The Kathmandu Post, 25 Nov 2017
The government on Friday decided to develop the Budhi Gandaki Hydropower Project on its own, nearly two weeks after it terminated the contract agreement with the China Gezhouba Group Corporation (CGGC) to build the country’s largest hydroelectric project.
The reservoir-type 1,200 MW project lies in Gorkha and Dhading districts.
“We have decided to build the national pride project by mobilising national resources and technology,” Deputy Prime Minister Kamal Thapa, who is also the minister for energy, said on Friday. “Instead of engineering, procurement, construction and finance (EPCF) model planned earlier, the Nepal Electricity Authority has tasked with building the project on the engineering, procurement and construction (EPC) model.” Normally, the EPC contractor has to execute and deliver the project within the agreed timeframe and budget. It is commonly known as a lump sum turnkey contract where the agreement places the risk for schedule and budget on the EPC contractor.

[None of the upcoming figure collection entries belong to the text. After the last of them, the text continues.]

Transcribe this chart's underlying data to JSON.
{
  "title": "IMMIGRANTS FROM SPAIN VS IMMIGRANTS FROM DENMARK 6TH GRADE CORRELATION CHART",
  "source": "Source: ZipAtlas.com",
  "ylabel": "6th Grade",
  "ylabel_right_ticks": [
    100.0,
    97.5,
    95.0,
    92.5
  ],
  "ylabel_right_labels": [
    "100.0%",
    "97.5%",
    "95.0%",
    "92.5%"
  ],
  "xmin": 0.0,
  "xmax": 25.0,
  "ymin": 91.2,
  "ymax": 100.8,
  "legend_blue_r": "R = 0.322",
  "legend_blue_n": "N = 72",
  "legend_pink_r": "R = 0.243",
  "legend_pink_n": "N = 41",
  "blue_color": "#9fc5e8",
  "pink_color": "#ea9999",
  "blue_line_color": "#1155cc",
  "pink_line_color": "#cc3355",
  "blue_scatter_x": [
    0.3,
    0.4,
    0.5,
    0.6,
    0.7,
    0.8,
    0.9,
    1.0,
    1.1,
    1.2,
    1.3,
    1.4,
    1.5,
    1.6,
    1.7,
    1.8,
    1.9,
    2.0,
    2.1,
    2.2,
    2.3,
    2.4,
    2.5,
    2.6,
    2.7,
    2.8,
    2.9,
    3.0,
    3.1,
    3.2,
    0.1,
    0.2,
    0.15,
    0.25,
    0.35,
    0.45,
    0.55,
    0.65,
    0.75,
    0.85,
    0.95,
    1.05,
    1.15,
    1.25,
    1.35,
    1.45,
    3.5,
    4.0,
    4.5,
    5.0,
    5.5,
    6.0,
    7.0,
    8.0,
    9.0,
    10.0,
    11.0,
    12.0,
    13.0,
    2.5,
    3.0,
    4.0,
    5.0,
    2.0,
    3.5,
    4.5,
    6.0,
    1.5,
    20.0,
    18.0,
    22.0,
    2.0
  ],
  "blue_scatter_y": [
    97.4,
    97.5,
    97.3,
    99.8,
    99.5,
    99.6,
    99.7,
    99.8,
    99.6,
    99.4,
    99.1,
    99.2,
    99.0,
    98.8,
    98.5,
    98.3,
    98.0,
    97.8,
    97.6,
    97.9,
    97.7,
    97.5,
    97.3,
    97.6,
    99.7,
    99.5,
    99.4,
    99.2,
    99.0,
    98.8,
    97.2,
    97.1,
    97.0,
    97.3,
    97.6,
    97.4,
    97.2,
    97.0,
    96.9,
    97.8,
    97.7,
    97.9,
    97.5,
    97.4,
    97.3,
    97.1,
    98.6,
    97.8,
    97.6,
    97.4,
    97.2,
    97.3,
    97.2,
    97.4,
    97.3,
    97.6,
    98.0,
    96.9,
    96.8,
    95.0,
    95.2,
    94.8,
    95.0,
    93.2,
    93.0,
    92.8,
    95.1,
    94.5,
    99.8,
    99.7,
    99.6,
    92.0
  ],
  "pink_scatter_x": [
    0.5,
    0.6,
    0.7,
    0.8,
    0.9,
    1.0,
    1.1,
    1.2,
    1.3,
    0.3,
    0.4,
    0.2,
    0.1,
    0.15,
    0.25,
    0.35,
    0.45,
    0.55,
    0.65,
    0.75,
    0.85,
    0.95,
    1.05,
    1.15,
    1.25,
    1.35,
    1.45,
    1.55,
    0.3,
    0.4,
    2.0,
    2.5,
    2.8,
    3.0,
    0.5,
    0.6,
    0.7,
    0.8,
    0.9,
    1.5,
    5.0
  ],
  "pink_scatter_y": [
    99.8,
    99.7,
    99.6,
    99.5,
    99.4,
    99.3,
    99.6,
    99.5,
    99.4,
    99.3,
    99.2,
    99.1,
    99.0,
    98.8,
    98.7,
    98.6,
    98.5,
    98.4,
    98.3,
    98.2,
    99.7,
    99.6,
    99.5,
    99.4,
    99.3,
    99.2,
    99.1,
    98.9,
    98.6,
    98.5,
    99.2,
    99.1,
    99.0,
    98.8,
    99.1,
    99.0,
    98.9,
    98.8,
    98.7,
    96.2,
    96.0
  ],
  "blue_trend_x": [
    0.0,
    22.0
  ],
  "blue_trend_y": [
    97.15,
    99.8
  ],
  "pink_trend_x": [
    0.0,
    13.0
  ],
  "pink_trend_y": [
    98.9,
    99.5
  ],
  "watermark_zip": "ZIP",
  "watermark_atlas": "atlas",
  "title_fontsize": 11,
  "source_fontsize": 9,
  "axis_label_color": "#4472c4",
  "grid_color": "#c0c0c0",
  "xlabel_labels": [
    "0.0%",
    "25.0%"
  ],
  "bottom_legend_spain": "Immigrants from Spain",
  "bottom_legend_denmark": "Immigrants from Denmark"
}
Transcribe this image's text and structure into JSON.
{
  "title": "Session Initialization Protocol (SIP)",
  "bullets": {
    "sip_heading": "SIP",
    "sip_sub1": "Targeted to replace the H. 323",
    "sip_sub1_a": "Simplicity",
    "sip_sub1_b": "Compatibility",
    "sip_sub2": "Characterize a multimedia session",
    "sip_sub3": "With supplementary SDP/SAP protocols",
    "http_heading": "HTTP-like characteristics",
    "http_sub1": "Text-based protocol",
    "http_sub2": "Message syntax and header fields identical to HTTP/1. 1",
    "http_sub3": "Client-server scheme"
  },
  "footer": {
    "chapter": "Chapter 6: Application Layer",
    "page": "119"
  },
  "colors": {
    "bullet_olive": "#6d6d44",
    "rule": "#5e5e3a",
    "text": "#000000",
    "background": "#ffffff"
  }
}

The Cabinet on May 23 had decided to award the contract to construct the $2.5-billion project to CGGC. Subsequently, on June 5, the Ministry of Energy signed a memorandum of understanding (MoU) with the Chinese company to build the project under the EPCF model.
The project was also listed as a component of the Belt and Road Initiative (BRI), the China-led plan that envisages greater trade and connectivity and supports varied infrastructure projects.
However, concerns were raised by now-dissolved house committees stating that the government’s decision to hand over the project to the Chinese company was against the country’s legal premises and breached the Public Procurement Act.
The government had been criticised for not holding free competition before deciding on the company to undertake the hydroelectricity project.
The parliamentary committees had then directed the government to scrap the project.
On November 13, the government scrapped the agreement signed with the Chinese company. Budhi Gandaki has been highlighted as a key project to resolve the country’s perennial power crisis.
The government has listed it as a national pride project.
The government has allocated Rs10.17 billion for the distribution of compensation and operational expenses for the project this fiscal year.
The national pride project is expected to affect over 8,000 households in Dhading and Gorkha districts.
The reservoir of the storage project will submerge 3,560 houses and partially affect 4,557 households. The government has decided to provide compensation ranging from Rs524,000 to Rs835,000 for each ropani of land that locals have to let go for the project.
In the first phase of compensation distribution programme launched in the last fiscal year, owners of around 8,000 ropanis of land had received compensation.
In the second phase, the project intends to compensate owners of 11,478 plots of land in Dhading and 11,462 plots of land in Gorkha.
Since the last fiscal year, the government has been collecting money through the Nepal Oil Corporation (NOC) to develop the project. In the past 16 months, the state-owned oil monopoly has collected more than Rs13 billion from consumers.
The corporation has been collecting Rs5 on each liter of diesel, petrol and aviation turbine fuel in the name of infrastructure tax.